A partir de la troisième semaine, l'éleveur peut proposer très progressivement aux chiots un aliment de croissance sous forme de bouillie tiède en complément du lait maternel dont la production commence à s'infléchir. Certains chiots se dirigent d'ailleurs spontanément vers la gamelle de leur mère et commencent à laper et à imiter son comportement alimentaire.
Comme les oisillons qui sont nourris au "lait de jabot", il arrive que les chiots sollicitent des régurgitations maternelles à cette époque.
L'ensemble de ces manifestations indique que le sevrage peut débuter.
Comme toute transition alimentaire, le sevrage est une opération progressive qui permet de passer lentement du régime lacté à une ration croissance. C'est l'alimentation qui doit s'adapter à l'évolution des capacités digestives du chiot et non l'inverse.
De nombreux changements s'opèrent progressivement lors du développement du chiot et ses capacités digestives évoluent.
Pour ne citer qu'un exemple, la quantité d'enzymes digestives capables de digérer le lactose diminue progressivement tandis que l'aptitude à digérer l'amidon cuit se développe. Ces variations expliquent pourquoi certains chiots ne tolèrent pas le lait de vache (3 fois plus riche en lactose que le lait de chienne) et qu'il suffit parfois d'en limiter la quantité pour stopper une diarrhée qui avait été déclenchée par une saturation des capacités enzymatiques.
Cette évolution est essentiellement déterminée génétiquement et dépend peu des habitudes alimentaires imposées aux chiots.
Les exigences nutritionnelles des chiots au sevrage sont qualitativement comparables à celles de leur mère en fin de lactation (c'est-à-dire pendant la période où elle reconstitue ses réserves), ce qui facilite considérablement la tâche de l'éleveur. En effet, si ce dernier ne dispose pas de bouillie de sevrage, il peut mettre à la disposition des chiots quelques croquettes maternelles (type croissance/lactation) mixées avec de l'eau tiède ou du lait maternisé. Cet aliment sera par la suite de moins en moins réhydraté pour être finalement présenté tel quel en fin de sevrage.
Soulignons ici que l'utilisation d'une alimentation ménagère impose une correction minérale systématique de la ration de base sous forme de complément du commerce, de coquille d'oeuf pilée ou de poudre d'os sous peine d'entraver la minéralisation du squelette.
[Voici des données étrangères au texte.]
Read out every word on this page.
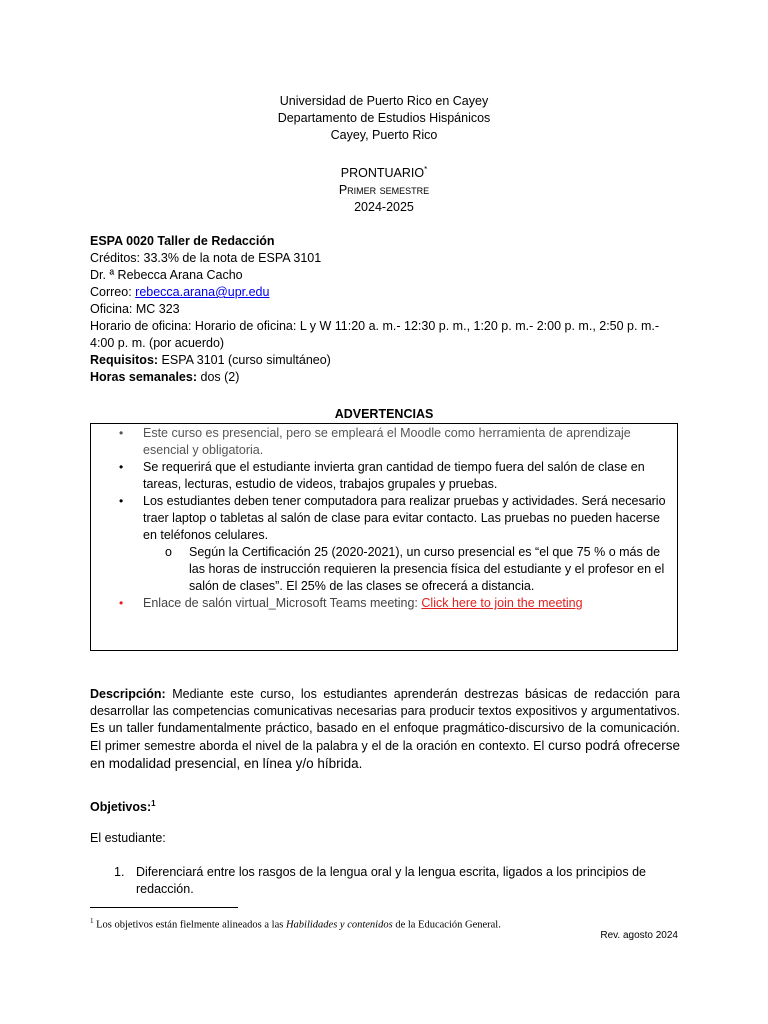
Universidad de Puerto Rico en Cayey
Departamento de Estudios Hispánicos
Cayey, Puerto Rico
PRONTUARIO*
Primer semestre
2024-2025
ESPA 0020 Taller de Redacción
Créditos: 33.3% de la nota de ESPA 3101
Dr. ª Rebecca Arana Cacho
Correo: rebecca.arana@upr.edu
Oficina: MC 323
Horario de oficina: Horario de oficina: L y W 11:20 a. m.- 12:30 p. m., 1:20 p. m.- 2:00 p. m., 2:50 p. m.- 4:00 p. m. (por acuerdo)
Requisitos: ESPA 3101 (curso simultáneo)
Horas semanales: dos (2)
ADVERTENCIAS
• Este curso es presencial, pero se empleará el Moodle como herramienta de aprendizaje esencial y obligatoria.
• Se requerirá que el estudiante invierta gran cantidad de tiempo fuera del salón de clase en tareas, lecturas, estudio de videos, trabajos grupales y pruebas.
• Los estudiantes deben tener computadora para realizar pruebas y actividades. Será necesario traer laptop o tabletas al salón de clase para evitar contacto. Las pruebas no pueden hacerse en teléfonos celulares.
o Según la Certificación 25 (2020-2021), un curso presencial es “el que 75 % o más de las horas de instrucción requieren la presencia física del estudiante y el profesor en el salón de clases”. El 25% de las clases se ofrecerá a distancia.
• Enlace de salón virtual_Microsoft Teams meeting: Click here to join the meeting
Descripción: Mediante este curso, los estudiantes aprenderán destrezas básicas de redacción para desarrollar las competencias comunicativas necesarias para producir textos expositivos y argumentativos. Es un taller fundamentalmente práctico, basado en el enfoque pragmático-discursivo de la comunicación. El primer semestre aborda el nivel de la palabra y el de la oración en contexto. El curso podrá ofrecerse en modalidad presencial, en línea y/o híbrida.
Objetivos:$^1$
El estudiante:
1. Diferenciará entre los rasgos de la lengua oral y la lengua escrita, ligados a los principios de redacción.
$^1$ Los objetivos están fielmente alineados a las Habilidades y contenidos de la Educación General.
Rev. agosto 2024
Le réajustement journalier que nécessite cette complémentation rend cette pratique exceptionnelle de nos jours en élevage canin.
A l'inverse, l'adjonction d'un correcteur minéral à une ration de base déjà équilibrée (ration industrielle) risque, même chez les grandes races, de conduire à des calcifications précoces et irréversibles compromettant gravement la croissance et l'avenir des chiots.
L'alimentation de la portée avec une ration sèche en libre service évite habituellement la concurrence alimentaire entre les chiots et donc les diarrhées de surconsommation. Elle peut être conseillée lorsqu'elle ne conduit pas à une obésité. Cette obésité qui interviendrait en pleine période de multiplication des cellules graisseuses serait beaucoup plus difficile à traiter qu'une surcharge graisseuse intervenant à l'âge adulte.
Après l'âge de trois mois, un repas matin et soir semble convenir à la majorité des chiens.